Funny how one plans for a wedding, a funeral, bar mitzvah, an intimate dinner party. Although painful no matter what, how many years married, children or not, why must divorce be treated any differently when it comes to planning? Yeah, I know. My so-called plan involved distrust, ineffective communication, little hearing of the other, affairs, confessions, destruction and a helluva mixture of every level of pain imaginable. Not entirely what I had in mind. I am still here, weeding through my part of the grand assortment, the varieties of emotions. The time leading up to divorce, ridden with distrust, emotionally charged feelings…yes, can’t imagine why one would find planning such a thing so unpleasant. Truth be told: planning never hurts and it’s never too late for a new plan.
What Does Planning Mean?
Well, think about what an event coordinator does: gather information from their clients; wishes, needs, wants, etc. Upon this information, a process begins and each decision is constructed, executed and/or modified by original goals the client expressed.
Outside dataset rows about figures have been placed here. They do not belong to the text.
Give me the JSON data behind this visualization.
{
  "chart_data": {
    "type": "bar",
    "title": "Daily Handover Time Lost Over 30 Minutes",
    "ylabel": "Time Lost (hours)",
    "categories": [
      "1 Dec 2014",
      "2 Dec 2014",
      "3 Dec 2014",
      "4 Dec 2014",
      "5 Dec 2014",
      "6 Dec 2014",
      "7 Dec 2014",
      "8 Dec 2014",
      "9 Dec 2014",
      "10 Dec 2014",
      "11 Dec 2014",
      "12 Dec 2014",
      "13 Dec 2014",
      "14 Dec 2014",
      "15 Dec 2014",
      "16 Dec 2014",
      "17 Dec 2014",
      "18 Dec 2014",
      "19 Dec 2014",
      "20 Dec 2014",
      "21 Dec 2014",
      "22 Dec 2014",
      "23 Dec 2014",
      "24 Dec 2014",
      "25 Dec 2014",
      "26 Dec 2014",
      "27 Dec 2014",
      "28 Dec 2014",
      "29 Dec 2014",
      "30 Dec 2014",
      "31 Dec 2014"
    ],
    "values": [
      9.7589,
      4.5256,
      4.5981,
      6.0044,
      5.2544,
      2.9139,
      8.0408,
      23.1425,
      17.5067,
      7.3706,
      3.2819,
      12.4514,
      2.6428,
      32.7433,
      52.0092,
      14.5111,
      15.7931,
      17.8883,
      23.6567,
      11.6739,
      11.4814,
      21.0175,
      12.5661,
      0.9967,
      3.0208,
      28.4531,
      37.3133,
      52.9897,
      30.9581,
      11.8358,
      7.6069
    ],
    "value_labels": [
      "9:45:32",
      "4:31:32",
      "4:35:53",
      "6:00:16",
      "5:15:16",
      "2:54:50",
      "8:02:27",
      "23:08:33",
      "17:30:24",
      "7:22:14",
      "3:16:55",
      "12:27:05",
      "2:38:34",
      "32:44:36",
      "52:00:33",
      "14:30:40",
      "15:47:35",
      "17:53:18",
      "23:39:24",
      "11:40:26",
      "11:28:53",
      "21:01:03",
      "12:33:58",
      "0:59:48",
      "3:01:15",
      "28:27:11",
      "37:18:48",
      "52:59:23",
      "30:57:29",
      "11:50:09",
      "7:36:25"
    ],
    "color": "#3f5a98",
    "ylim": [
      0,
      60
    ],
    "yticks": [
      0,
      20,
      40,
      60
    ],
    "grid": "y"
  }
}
Problem Planning a Divorce
Amongst various things involving divorce, one issue remains constant, an obstruction: this little glitch called EMOTION. Therein lies the reason, why divorce hurts so deeply. Too much fucking mess, too much self-centeredness, too much distrust. Not enough honesty, forthrightness, directness, maturity, conviction. Hindsight is just that, viewing life as it was yesterday. Planning, good planning takes time, diligence, perseverance until job is done. Strip away emotion and I believe this would eradicate much of the mess during a divorce. But it is not easy, nor probable, yet a sensible thought.
It hurts me most to think of this, to think I was self-centered, the lack of insight staggering in many ways, as I am a person who pays attention. A good friend once told me we make our best decisions based onto what’s going on in our lives at that moment.” And at the time, I made decisions, albeit so very poor ones, based on nothing short of emotional recklessness. I knew I was unhappy, dissatisfied with my marriage. I knew I needed a change, needed to either change me or my situation. And I knew I loved my family unit like nothing else, my children had always come first in my life. Still, there was no plan moving forward. There wasn’t much room to navigate any plan through the emotional confines between us.
Accountability is not enough. I had affairs because I chose to have them. I was not emotionally together, but I knew what I was doing. And the fact I was very self-centered kills me. I knew better. If only’s, meaningless as they be, one thinks of them as a sort of distant sense of comfort; can not change the past, yet comforting to think of an alternate ending to a story.
If only I had spoken up.
If only I had expressed my unhappiness as a mature woman.
If only I had let go of all of my fear.
If only I had felt more conviction, more awareness of what I truly wanted from my marriage, or what I didn’t want.
If only I had thought of my girls, how my affairs would have affected them and their future.
Those contemplating divorce, there are choices to be made, decisions are difficult. With some time, reflection, planning, divorce does not need be so messy. Part of the planning involves knowing what one wants. That is paramount to every big decision made in one’s life. And to answer my question, if I had done what I write above, would my outcome be any different? Of course it would. That’s the paradox of planning a divorce: For as much as one can plan, there are no event planners for emotion. Creatures of emotion leaves little room for planning.
All said, there is always room for another plan, new ways of organizing one’s life. I am in the middle of doing so, trudging through the mess, the part of which I made. My girls, they had no doing in this, innocent participants. They were not part of this plan. But they are now. They are the center of my new plan, one which involves forgiveness, acceptance, peace and love. It involves a new-found sense of self-reliance, replacing self-centeredness. Hope replaces fear. Conviction over confusion. All part of my new plan, an event of solid proportions, unfolding, slowly over time.